Amerika’nın dostu ve müttefiki
yoktur. Amerika’nın çıkarlarına hizmet eden, hedef ve direktiflerine kayıtsız
ve şartsız bir şekilde teslim olan ve her istendiğinde haraç/bedel ödemek
zorunda olan ‘kullanışlı dost ve müttefikleri’ vardır. Bu standartlara uyan her
ülke elbette ‘bir aferin’ hak etmektedir. Bu standartların dışına çıkanlar ise
okkalı bir ambargo ile karşılaşmaktan kurtulmayacaklardır.

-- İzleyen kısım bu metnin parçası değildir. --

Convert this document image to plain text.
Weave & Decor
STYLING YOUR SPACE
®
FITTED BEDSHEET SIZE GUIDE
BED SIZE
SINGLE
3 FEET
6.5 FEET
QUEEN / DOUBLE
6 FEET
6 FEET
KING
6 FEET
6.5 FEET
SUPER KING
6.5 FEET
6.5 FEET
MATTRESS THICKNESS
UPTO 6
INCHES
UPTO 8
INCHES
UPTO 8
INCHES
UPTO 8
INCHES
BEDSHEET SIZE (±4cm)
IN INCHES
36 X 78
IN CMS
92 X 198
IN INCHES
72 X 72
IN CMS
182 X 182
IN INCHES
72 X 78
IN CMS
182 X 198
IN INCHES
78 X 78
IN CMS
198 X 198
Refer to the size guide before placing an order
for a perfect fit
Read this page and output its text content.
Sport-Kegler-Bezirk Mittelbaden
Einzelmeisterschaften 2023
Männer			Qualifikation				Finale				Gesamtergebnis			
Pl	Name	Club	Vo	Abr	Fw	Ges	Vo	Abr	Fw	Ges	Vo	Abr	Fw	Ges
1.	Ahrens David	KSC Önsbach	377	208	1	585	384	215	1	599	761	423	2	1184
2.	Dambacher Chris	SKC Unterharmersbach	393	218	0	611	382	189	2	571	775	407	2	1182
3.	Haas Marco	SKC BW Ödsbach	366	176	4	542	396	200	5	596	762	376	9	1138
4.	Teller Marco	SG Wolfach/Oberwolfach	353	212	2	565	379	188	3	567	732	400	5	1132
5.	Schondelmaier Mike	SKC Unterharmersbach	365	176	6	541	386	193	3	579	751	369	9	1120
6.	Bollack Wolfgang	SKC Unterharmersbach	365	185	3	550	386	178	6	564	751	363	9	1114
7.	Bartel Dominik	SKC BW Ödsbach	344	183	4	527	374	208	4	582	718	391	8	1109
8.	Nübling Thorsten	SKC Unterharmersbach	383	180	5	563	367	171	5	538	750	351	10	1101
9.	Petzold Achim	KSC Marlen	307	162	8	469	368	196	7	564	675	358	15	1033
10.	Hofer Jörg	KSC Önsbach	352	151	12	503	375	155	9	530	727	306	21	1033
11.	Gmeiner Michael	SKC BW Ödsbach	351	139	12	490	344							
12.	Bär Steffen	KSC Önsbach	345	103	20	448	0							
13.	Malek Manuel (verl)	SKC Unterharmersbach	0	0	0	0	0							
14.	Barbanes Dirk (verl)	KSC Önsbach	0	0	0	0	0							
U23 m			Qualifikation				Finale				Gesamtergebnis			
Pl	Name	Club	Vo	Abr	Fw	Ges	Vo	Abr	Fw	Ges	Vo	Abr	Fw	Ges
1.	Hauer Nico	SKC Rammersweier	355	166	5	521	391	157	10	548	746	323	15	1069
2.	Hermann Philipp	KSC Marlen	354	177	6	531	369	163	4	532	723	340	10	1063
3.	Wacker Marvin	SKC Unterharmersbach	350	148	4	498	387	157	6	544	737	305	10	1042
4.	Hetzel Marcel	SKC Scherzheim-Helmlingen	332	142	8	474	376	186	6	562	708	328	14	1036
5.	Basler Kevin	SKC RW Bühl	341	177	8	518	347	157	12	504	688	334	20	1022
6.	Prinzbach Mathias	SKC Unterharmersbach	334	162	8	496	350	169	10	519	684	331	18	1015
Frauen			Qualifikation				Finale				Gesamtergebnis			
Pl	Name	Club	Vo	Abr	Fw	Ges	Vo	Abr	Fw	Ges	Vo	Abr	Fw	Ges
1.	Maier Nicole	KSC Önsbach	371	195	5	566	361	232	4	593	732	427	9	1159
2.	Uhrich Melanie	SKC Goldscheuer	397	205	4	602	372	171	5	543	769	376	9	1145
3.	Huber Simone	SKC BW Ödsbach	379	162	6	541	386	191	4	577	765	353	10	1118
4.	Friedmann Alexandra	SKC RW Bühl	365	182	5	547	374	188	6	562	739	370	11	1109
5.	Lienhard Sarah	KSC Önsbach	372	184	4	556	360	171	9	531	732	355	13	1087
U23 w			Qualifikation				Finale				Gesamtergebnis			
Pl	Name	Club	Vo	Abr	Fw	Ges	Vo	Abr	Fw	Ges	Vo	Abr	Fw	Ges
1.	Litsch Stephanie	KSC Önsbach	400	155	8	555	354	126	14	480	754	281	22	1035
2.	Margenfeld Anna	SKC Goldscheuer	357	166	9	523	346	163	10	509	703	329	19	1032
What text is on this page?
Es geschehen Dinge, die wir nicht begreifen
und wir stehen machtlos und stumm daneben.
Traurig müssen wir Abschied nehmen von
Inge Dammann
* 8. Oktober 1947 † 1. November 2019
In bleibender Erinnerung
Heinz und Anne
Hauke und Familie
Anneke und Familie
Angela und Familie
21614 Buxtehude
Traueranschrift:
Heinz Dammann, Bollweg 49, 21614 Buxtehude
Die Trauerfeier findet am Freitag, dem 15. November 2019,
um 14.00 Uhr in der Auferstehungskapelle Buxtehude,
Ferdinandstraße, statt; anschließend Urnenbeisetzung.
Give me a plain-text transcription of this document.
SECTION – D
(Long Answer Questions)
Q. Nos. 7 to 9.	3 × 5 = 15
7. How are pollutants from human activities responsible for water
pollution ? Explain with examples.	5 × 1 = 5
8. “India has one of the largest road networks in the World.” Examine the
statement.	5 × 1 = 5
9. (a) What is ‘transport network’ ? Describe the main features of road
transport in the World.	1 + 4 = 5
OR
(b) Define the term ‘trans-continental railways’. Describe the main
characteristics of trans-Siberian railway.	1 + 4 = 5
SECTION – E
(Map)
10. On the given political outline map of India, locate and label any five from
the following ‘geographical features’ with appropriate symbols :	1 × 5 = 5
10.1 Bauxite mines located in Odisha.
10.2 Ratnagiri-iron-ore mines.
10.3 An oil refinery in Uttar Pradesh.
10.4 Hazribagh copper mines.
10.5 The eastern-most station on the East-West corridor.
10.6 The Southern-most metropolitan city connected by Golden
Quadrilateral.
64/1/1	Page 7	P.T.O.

İşte karşılaştığımız bu son
ambargo/yaptırım ile aslında ülke olarak doğru yolda olduğumuzun da bir
göstergesidir. Doğru/şahsiyetli bir politika izlemeye devam ettiğimiz sürece de
bu ambargolar başımızdan eksik olmayacaktır. Madem bu son ambargo olmayacaktır,
Amerika’nın şeytani yüzünü net olarak görme azim ve kararlılığını ortaya
koymamız gerekmektedir.
Zihinleri bu şeytani vesveselerle
kaosa dönenlerin de bir an önce karar vermeleri gerekmektedir. Artık
zihinlerini berrak hale getirmeleri için başlarını kumdan/Amerika’nın necis
çöplüklerinden çıkarıp gün aydınlığına çıkmaları gerekmektedir. Hele o
Pensilvanya’nın izbe çöplüklerinde haşhaş çekip duranların, özel bir
hassasiyetle mumyalanarak, müzeye kaldırılması ve gelecek nesillere ibreti
ümmet için sergilenmesi zaruret derecesindedir.
Herkes sevdiğiyle haşir
olacaktır. Zihni, şeytani vesveselerle kaosa dönmüş olanların acıklı durumu
ciddiyetini korurken, alacakları kararlarla bizleri yeni ambargoların muhatabı
haline getirmekten başka bir işe yaramayacaktır. Neticede Amerika ile dost
olanların dünyada işgal, ambargo ve zilletten başka bir nasipleri olmadığını
hep beraber görüyoruz.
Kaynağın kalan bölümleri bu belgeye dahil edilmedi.